American Artscape Notable Quotable: Dr. Tasha Golden


By Paulette Beete
Woman with short black hair singing into a mic with a man out of focus in the background.

Dr. Tasha Golden performing with her band Ellery. Photo by Bill Ivester

"We don't get to live in a world that's unaffected by the arts, where the arts have no influence or power. That world does not exist. The only world we have is a world in which the arts exist and have influence, and we can ignore that or not. We ignore the effects of the arts, and the presence of the arts, the impacts of the arts to our detriment and, sometimes, at our peril. We all are influenced and impacted by the arts to various degrees. It's just a question of whether that's an impact that we can really use to support what we want for our lives and for the people that we love, or whether that's something that we're passively ingesting without realizing it, and it's having effects that we might not register.
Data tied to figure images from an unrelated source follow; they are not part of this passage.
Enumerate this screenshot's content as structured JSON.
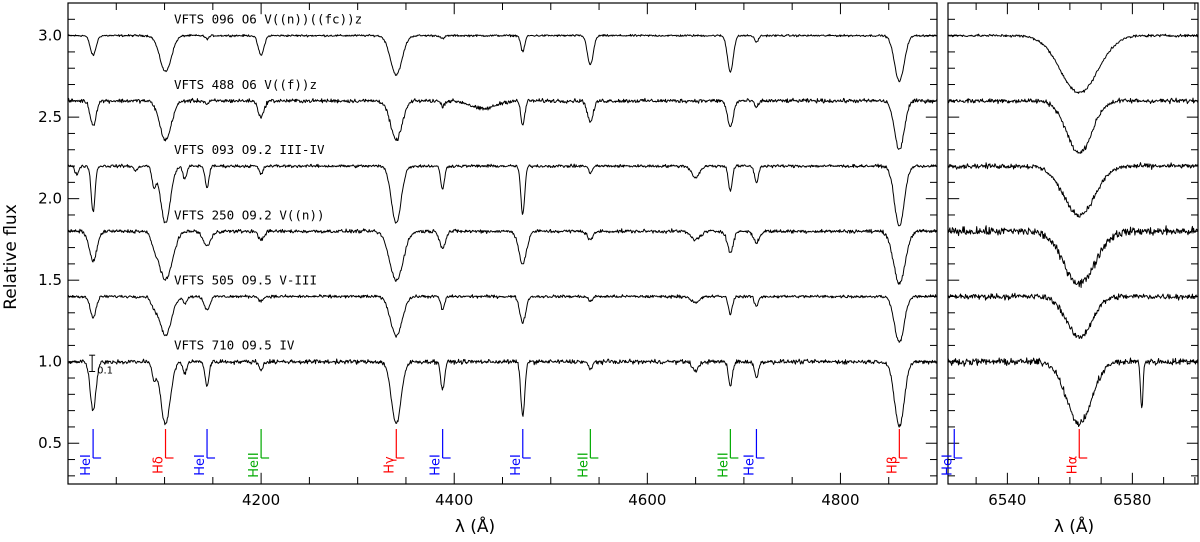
{
  "colors": {
    "HeI": "#0000ff",
    "HeII": "#00aa00",
    "H": "#ff0000",
    "spectrum": "#000000"
  },
  "ylabel": "Relative flux",
  "xlabel": "λ (Å)",
  "scale_bar_label": "0.1",
  "chart_data": [
    {
      "type": "line",
      "panel": "blue",
      "xlabel": "λ (Å)",
      "ylabel": "Relative flux",
      "xlim": [
        4000,
        4900
      ],
      "ylim": [
        0.25,
        3.2
      ],
      "xticks": [
        4200,
        4400,
        4600,
        4800
      ],
      "yticks": [
        0.5,
        1.0,
        1.5,
        2.0,
        2.5,
        3.0
      ],
      "ytick_labels": [
        "0.5",
        "1.0",
        "1.5",
        "2.0",
        "2.5",
        "3.0"
      ],
      "series": [
        {
          "name": "VFTS 096  O6 V((n))((fc))z",
          "offset": 3.0,
          "noise": 0.006,
          "lines": [
            [
              4026,
              0.12,
              3
            ],
            [
              4101,
              0.22,
              6
            ],
            [
              4144,
              0.02,
              2
            ],
            [
              4200,
              0.12,
              3
            ],
            [
              4340,
              0.24,
              6
            ],
            [
              4388,
              0.02,
              2
            ],
            [
              4471,
              0.1,
              2
            ],
            [
              4541,
              0.18,
              3
            ],
            [
              4686,
              0.22,
              3
            ],
            [
              4713,
              0.04,
              2
            ],
            [
              4861,
              0.28,
              5
            ]
          ]
        },
        {
          "name": "VFTS 488  O6 V((f))z",
          "offset": 2.6,
          "noise": 0.012,
          "lines": [
            [
              4026,
              0.15,
              3
            ],
            [
              4101,
              0.24,
              6
            ],
            [
              4144,
              0.02,
              2
            ],
            [
              4200,
              0.1,
              3
            ],
            [
              4340,
              0.24,
              6
            ],
            [
              4388,
              0.03,
              2
            ],
            [
              4430,
              0.05,
              12
            ],
            [
              4471,
              0.15,
              2
            ],
            [
              4541,
              0.13,
              3
            ],
            [
              4686,
              0.16,
              3
            ],
            [
              4713,
              0.04,
              2
            ],
            [
              4861,
              0.3,
              5
            ]
          ]
        },
        {
          "name": "VFTS 093  O9.2 III-IV",
          "offset": 2.2,
          "noise": 0.009,
          "lines": [
            [
              4009,
              0.05,
              2
            ],
            [
              4026,
              0.28,
              2
            ],
            [
              4070,
              0.03,
              2
            ],
            [
              4089,
              0.12,
              2
            ],
            [
              4101,
              0.35,
              5
            ],
            [
              4121,
              0.08,
              2
            ],
            [
              4144,
              0.13,
              2
            ],
            [
              4200,
              0.05,
              2
            ],
            [
              4340,
              0.35,
              5
            ],
            [
              4388,
              0.14,
              2
            ],
            [
              4471,
              0.3,
              2
            ],
            [
              4541,
              0.04,
              2
            ],
            [
              4650,
              0.07,
              4
            ],
            [
              4686,
              0.15,
              2
            ],
            [
              4713,
              0.1,
              2
            ],
            [
              4861,
              0.37,
              5
            ]
          ]
        },
        {
          "name": "VFTS 250  O9.2 V((n))",
          "offset": 1.8,
          "noise": 0.011,
          "lines": [
            [
              4026,
              0.18,
              4
            ],
            [
              4089,
              0.05,
              3
            ],
            [
              4101,
              0.3,
              7
            ],
            [
              4144,
              0.09,
              4
            ],
            [
              4200,
              0.05,
              3
            ],
            [
              4340,
              0.3,
              7
            ],
            [
              4388,
              0.1,
              3
            ],
            [
              4471,
              0.2,
              4
            ],
            [
              4541,
              0.05,
              3
            ],
            [
              4650,
              0.05,
              5
            ],
            [
              4686,
              0.13,
              3
            ],
            [
              4713,
              0.07,
              3
            ],
            [
              4861,
              0.32,
              6
            ]
          ]
        },
        {
          "name": "VFTS 505  O9.5 V-III",
          "offset": 1.4,
          "noise": 0.009,
          "lines": [
            [
              4026,
              0.13,
              3
            ],
            [
              4089,
              0.05,
              3
            ],
            [
              4101,
              0.24,
              6
            ],
            [
              4121,
              0.04,
              2
            ],
            [
              4144,
              0.08,
              3
            ],
            [
              4200,
              0.03,
              2
            ],
            [
              4340,
              0.24,
              6
            ],
            [
              4388,
              0.08,
              2
            ],
            [
              4471,
              0.16,
              3
            ],
            [
              4541,
              0.03,
              2
            ],
            [
              4650,
              0.04,
              4
            ],
            [
              4686,
              0.11,
              2
            ],
            [
              4713,
              0.06,
              2
            ],
            [
              4861,
              0.28,
              5
            ]
          ]
        },
        {
          "name": "VFTS 710  O9.5 IV",
          "offset": 1.0,
          "noise": 0.013,
          "lines": [
            [
              4026,
              0.3,
              3
            ],
            [
              4089,
              0.1,
              2
            ],
            [
              4101,
              0.38,
              5
            ],
            [
              4121,
              0.07,
              2
            ],
            [
              4144,
              0.15,
              2
            ],
            [
              4200,
              0.05,
              2
            ],
            [
              4340,
              0.38,
              5
            ],
            [
              4388,
              0.17,
              2
            ],
            [
              4471,
              0.34,
              2
            ],
            [
              4541,
              0.05,
              2
            ],
            [
              4650,
              0.06,
              3
            ],
            [
              4686,
              0.15,
              2
            ],
            [
              4713,
              0.1,
              2
            ],
            [
              4861,
              0.4,
              5
            ]
          ]
        }
      ],
      "line_ids": [
        {
          "label": "HeI",
          "wavelength": 4026,
          "species": "HeI"
        },
        {
          "label": "Hδ",
          "wavelength": 4101,
          "species": "H"
        },
        {
          "label": "HeI",
          "wavelength": 4144,
          "species": "HeI"
        },
        {
          "label": "HeII",
          "wavelength": 4200,
          "species": "HeII"
        },
        {
          "label": "Hγ",
          "wavelength": 4340,
          "species": "H"
        },
        {
          "label": "HeI",
          "wavelength": 4388,
          "species": "HeI"
        },
        {
          "label": "HeI",
          "wavelength": 4471,
          "species": "HeI"
        },
        {
          "label": "HeII",
          "wavelength": 4541,
          "species": "HeII"
        },
        {
          "label": "HeII",
          "wavelength": 4686,
          "species": "HeII"
        },
        {
          "label": "HeI",
          "wavelength": 4713,
          "species": "HeI"
        },
        {
          "label": "Hβ",
          "wavelength": 4861,
          "species": "H"
        }
      ],
      "scale_bar": {
        "x": 4025,
        "y_center": 0.99,
        "height": 0.1,
        "label": "0.1"
      }
    },
    {
      "type": "line",
      "panel": "red",
      "xlabel": "λ (Å)",
      "xlim": [
        6521,
        6601
      ],
      "ylim": [
        0.25,
        3.2
      ],
      "xticks": [
        6540,
        6580
      ],
      "series": [
        {
          "name": "VFTS 096",
          "offset": 3.0,
          "noise": 0.008,
          "lines": [
            [
              6563,
              0.35,
              6
            ]
          ]
        },
        {
          "name": "VFTS 488",
          "offset": 2.6,
          "noise": 0.015,
          "lines": [
            [
              6563,
              0.32,
              4
            ]
          ]
        },
        {
          "name": "VFTS 093",
          "offset": 2.2,
          "noise": 0.015,
          "lines": [
            [
              6563,
              0.3,
              5
            ]
          ]
        },
        {
          "name": "VFTS 250",
          "offset": 1.8,
          "noise": 0.025,
          "lines": [
            [
              6563,
              0.32,
              5
            ]
          ]
        },
        {
          "name": "VFTS 505",
          "offset": 1.4,
          "noise": 0.018,
          "lines": [
            [
              6563,
              0.25,
              4
            ]
          ]
        },
        {
          "name": "VFTS 710",
          "offset": 1.0,
          "noise": 0.02,
          "lines": [
            [
              6563,
              0.38,
              4
            ],
            [
              6583,
              0.28,
              0.4
            ]
          ]
        }
      ],
      "line_ids": [
        {
          "label": "HeI",
          "wavelength": 6523,
          "species": "HeI"
        },
        {
          "label": "Hα",
          "wavelength": 6563,
          "species": "H"
        }
      ]
    }
  ]
}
What I would want for people is to not exclude the arts from your sense of what is meaningful, what matters, what it means to be human."

How and why can people communicate about some things via the arts that we can't communicate about otherwise? That question has pursued Dr. Tasha Golden since she was a touring singer-songwriter and realized the way in which her songs seemed to give audience members permission to share their own stories. Golden is currently the director of research at the International Arts + Mind Lab at Johns Hopkins University. For the new issue of American Artscape, she spoke with us about her aha! moment, the role of the arts in community, and what she thinks it means to live an artful life.